Confused 1Honestly!  I do not understand why, after 3 years, people are still complaining about Obamacare.  Don’t Americans understand that the politicians who claim to represent the interests of the middle-class made sacrifices and compromises in order to get control of the private health insurance industry.

I just saw a commercial for a book explaining Obamacare.  According to the author of that book, you should be willing to pay $20 in order to read politically motivated propaganda designed to make you fear the future under Obamacare.

I don’t think that you need to pay money just to understand what the politicians are doing to us.  Whether you want to or not, if you are a law-abiding American you will be changing your health insurance plan in the near future.

In this post I want to try to eliminate all the “legislative language,” speculation and misinformation and explain both the good and bad parts of Obamacare that will affect you, the average American.


  1. Eliminating Child Underwriting – One of the first things you will find in the Affordable Care Act (ACA) is the elimination of medical underwriting for children as of March, 23 2010.  Insurance companies may no longer deny coverage for children who are already sick.  (I just do not understand what this provision was not implemented for adults at the same time.  Adults must wait until 2014 before medical underwriting is eliminated.)
  2. Age 26 – Under the terms of the ACA, adult children are allowed to stay on their parent’s health insurance until they are 26.  (In my state previously an adult child was only able to stay on their parent’s health insurance until they were 25 if they were a full-time student.  If they were not a full-time student, they were required to get their own health insurance at age 18.)
  3. Preventive Services – The ACA requires insurance companies to waive any deductibles, co-pays or co-insurance for certain medical preventive services.  (The only catch is that in order to claim this benefit you must have qualifying health insurance.)

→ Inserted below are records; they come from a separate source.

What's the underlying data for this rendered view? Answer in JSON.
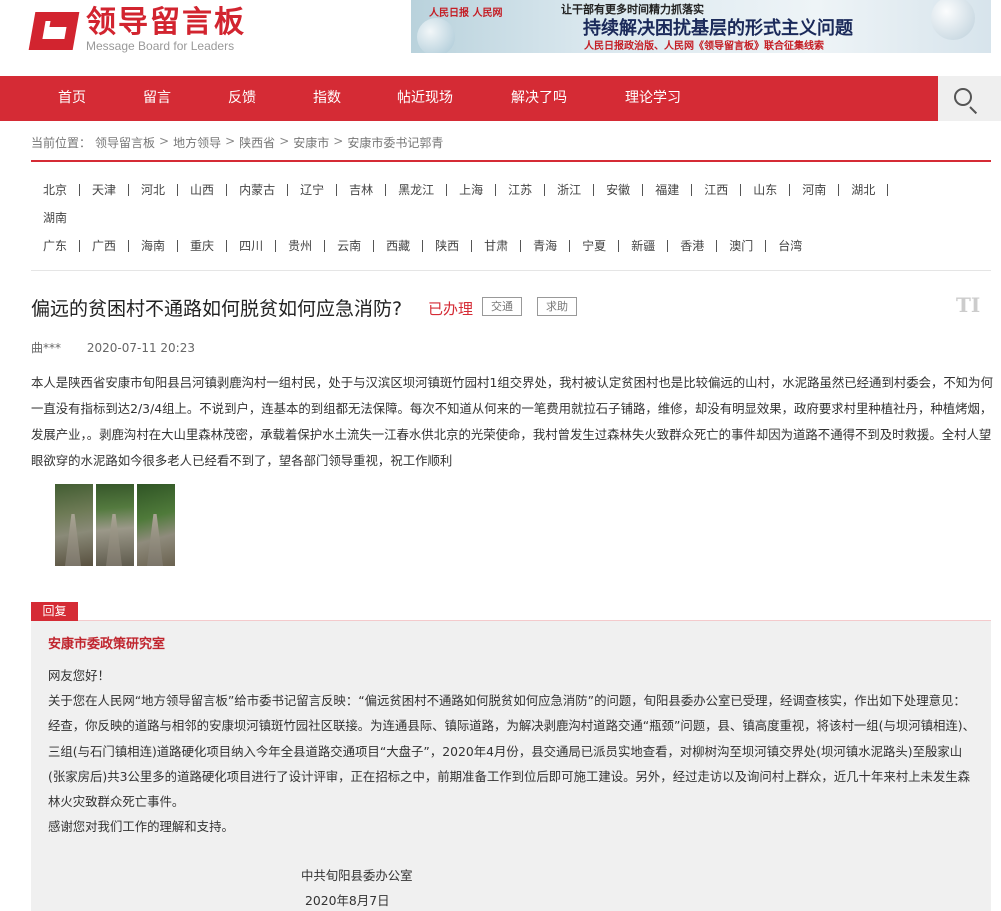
{
  "header": {
    "logo_title": "领导留言板",
    "logo_sub": "Message Board for Leaders",
    "banner": {
      "logos": "人民日报 人民网",
      "line1": "让干部有更多时间精力抓落实",
      "line2": "持续解决困扰基层的形式主义问题",
      "line3": "人民日报政治版、人民网《领导留言板》联合征集线索"
    }
  },
  "nav": {
    "items": [
      "首页",
      "留言",
      "反馈",
      "指数",
      "帖近现场",
      "解决了吗",
      "理论学习"
    ],
    "search_icon": "search-icon"
  },
  "breadcrumb": {
    "label": "当前位置：",
    "items": [
      "领导留言板",
      "地方领导",
      "陕西省",
      "安康市",
      "安康市委书记郭青"
    ]
  },
  "provinces": {
    "row1": [
      "北京",
      "天津",
      "河北",
      "山西",
      "内蒙古",
      "辽宁",
      "吉林",
      "黑龙江",
      "上海",
      "江苏",
      "浙江",
      "安徽",
      "福建",
      "江西",
      "山东",
      "河南",
      "湖北"
    ],
    "row2": [
      "湖南"
    ],
    "row3": [
      "广东",
      "广西",
      "海南",
      "重庆",
      "四川",
      "贵州",
      "云南",
      "西藏",
      "陕西",
      "甘肃",
      "青海",
      "宁夏",
      "新疆",
      "香港",
      "澳门",
      "台湾"
    ]
  },
  "post": {
    "title": "偏远的贫困村不通路如何脱贫如何应急消防?",
    "status": "已办理",
    "tags": [
      "交通",
      "求助"
    ],
    "font_icon": "TI",
    "author": "曲***",
    "date": "2020-07-11 20:23",
    "content": "本人是陕西省安康市旬阳县吕河镇剥鹿沟村一组村民，处于与汉滨区坝河镇斑竹园村1组交界处，我村被认定贫困村也是比较偏远的山村，水泥路虽然已经通到村委会，不知为何一直没有指标到达2/3/4组上。不说到户，连基本的到组都无法保障。每次不知道从何来的一笔费用就拉石子铺路，维修，却没有明显效果，政府要求村里种植社丹，种植烤烟，发展产业，。剥鹿沟村在大山里森林茂密，承载着保护水土流失一江春水供北京的光荣使命，我村曾发生过森林失火致群众死亡的事件却因为道路不通得不到及时救援。全村人望眼欲穿的水泥路如今很多老人已经看不到了，望各部门领导重视，祝工作顺利"
  },
  "reply": {
    "tag": "回复",
    "org": "安康市委政策研究室",
    "greeting": "网友您好！",
    "p1": "关于您在人民网“地方领导留言板”给市委书记留言反映：“偏远贫困村不通路如何脱贫如何应急消防”的问题，旬阳县委办公室已受理，经调查核实，作出如下处理意见：",
    "p2": "经查，你反映的道路与相邻的安康坝河镇斑竹园社区联接。为连通县际、镇际道路，为解决剥鹿沟村道路交通“瓶颈”问题，县、镇高度重视，将该村一组(与坝河镇相连)、三组(与石门镇相连)道路硬化项目纳入今年全县道路交通项目“大盘子”，2020年4月份，县交通局已派员实地查看，对柳树沟至坝河镇交界处(坝河镇水泥路头)至殷家山(张家房后)共3公里多的道路硬化项目进行了设计评审，正在招标之中，前期准备工作到位后即可施工建设。另外，经过走访以及询问村上群众，近几十年来村上未发生森林火灾致群众死亡事件。",
    "p3": "感谢您对我们工作的理解和支持。",
    "sign_org": "中共旬阳县委办公室",
    "sign_date": "2020年8月7日"
  }
}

  1. Individual Mandate – The ACA requires all Americans, who are not specifically exempt, to buy private Essential Health insurance by 2014 or pay a tax penalty.  According to the Supreme Court, it is legal for Congress to tell private citizens how they must spend their money as long as it can be classified as a tax.
  2. New Taxes And Fees – The ACA imposes new taxes and fees on insurance companies and other medical providers.  In order to pay these taxes and fees those companies that are affected are anticipated to increase the prices and premiums they charge their customers.  Although the taxes and fees are directed at large companies, the average American consumer must pay the bill through increased prices.
  3. Essential Benefit Plan – The Essential Benefit Plans, drawn up by the Secretary of Health and Human Services, require, in many cases, people to pay for benefits that they will never use and have no need for.  For example, all Americans, regardless of their age or gender, must pay premiums for insurance that includes maternity coverage.
  4. Unelected autocrats – This may be the part of “Obamacare” that bothers me the most.  (I waver between this and the Individual Mandate.)  The most common phrase in the ACA is, “The Secretary Shall…”  In the ACA, congress created the skeleton of a law but left it up to an unelected beaurocrat to flesh it out.  The Secretary of Health and Human Services, who is making health care law (she calls it “rules” so that the Executive branch of government is not accused of making law) is appointed by the president.  There is a person in D.C. with the authority to make law over 1/6 of our national economy who is not even elected.


  1. 1099 over $600 – My wife is a “book-keeper.”  When the ACA was signed into law in March, 2010 she screamed that the paper-work that would be required for every business to notify the IRS every time they paid more than $600 for something would be a night-mare.  Apparently she was not the only one who saw that.  The part of the ACA that required a form 1099 for every purchase over $600 was repealed in less than a year.
  2. Title VIII – This section of the law required the Secretary of Health and Human Services to develop a “voluntary,” government plan of Long Term Care insurance for American workers.  In a congressional hearing in late 2011 the Secretary told congress that the idea, while good, was economically “unfeasible.”  Within 2 months President Obama suspended all activity on this part of the law.  Rather than finding a way to make it “feasible” the Department of HHS stopped working on the problem completely.  Title VIII was officially repealed in the American Taxpayers Relief Act of 2012.

Obamacare is quite a lengthy piece of legislation.  It can get confusing if you try to read the legal language of the law.  However, it is not so confusing that Americans have to ignore it and hope it goes away.

Parts of the ACA, both good and bad, are here to stay.  Those who have a political problem with it can bluster and blow all they want.  However, if things happen on schedule, come Open Enrollment they will have to decide if they are going to abide by the law and purchase an approved Essential Benefit Plan or go without health insurance and pay the I.R.S. a penalty.

As I drive on the toll road around my city, I am reminded that it is rare that the government returns anything once they have gotten control.